Another turn on the screw: Scepticism and propositional analysis (original) (raw)

In order to consider whether Wittgenstein's strategy in relation to scepticism succeeds or fails, I examine his approach to certainty. As part of this general objective, I establish a comparison between the different uses of language that Wittgenstein mentions in On Certainty, and his distinction between what has sense (is meaningful), what lacks it (is senseless), and what is absurd (is nonsense) in the Tractatus. In my opinion, this comparison has three advantages: first, it allows the role of the so-called special propositions in On Certainty to be clarified; second, it illuminates the relationship between some features that belong to special propositions in On Certainty and the characteristics that define what is senseless in the Tractatus; and, last, it shows the status of what some interpreters, like Peter Hacker, have denominated ‘insightful nonsense’ in the Tractatus.
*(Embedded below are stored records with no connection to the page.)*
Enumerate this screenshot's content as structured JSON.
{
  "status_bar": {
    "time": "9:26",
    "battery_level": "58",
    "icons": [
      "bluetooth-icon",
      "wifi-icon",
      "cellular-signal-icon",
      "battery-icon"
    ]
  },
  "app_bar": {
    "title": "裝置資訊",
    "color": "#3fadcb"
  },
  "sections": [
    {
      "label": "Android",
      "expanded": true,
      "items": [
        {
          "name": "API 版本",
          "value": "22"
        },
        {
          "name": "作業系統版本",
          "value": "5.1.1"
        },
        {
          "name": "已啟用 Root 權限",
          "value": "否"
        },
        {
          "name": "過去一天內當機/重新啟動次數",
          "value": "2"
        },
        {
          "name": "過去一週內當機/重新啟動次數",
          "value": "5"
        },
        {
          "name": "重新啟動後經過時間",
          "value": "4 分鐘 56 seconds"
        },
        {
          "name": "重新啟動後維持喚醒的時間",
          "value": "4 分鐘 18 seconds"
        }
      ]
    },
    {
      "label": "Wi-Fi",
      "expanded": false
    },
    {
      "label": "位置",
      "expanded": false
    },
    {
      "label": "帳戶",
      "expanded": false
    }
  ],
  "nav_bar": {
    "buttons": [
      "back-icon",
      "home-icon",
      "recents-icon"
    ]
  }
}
On the nature of nonsense, I believe in an intermediate position between on the one hand the traditional or standard interpretations of the Tractatus in this regard of, for example, Peter Hacker (1986, 2000), Elisabeth Anscombe (1971), Robert Fogelin (1976), David Pears (1986), and Brian McGuinness (2002a, 2002b and 1993), and on the other, the so-called new, resolute or austere interpretations of it of Cora Diamond (1991, 2000 and 2004), James Conant (1993, 2000 and 2004), and Alice Crary (2000a), among others. In general, the results of this comparison support the thesis that Wittgenstein’s work, beyond its distinction in different periods, has a conceptual continuity.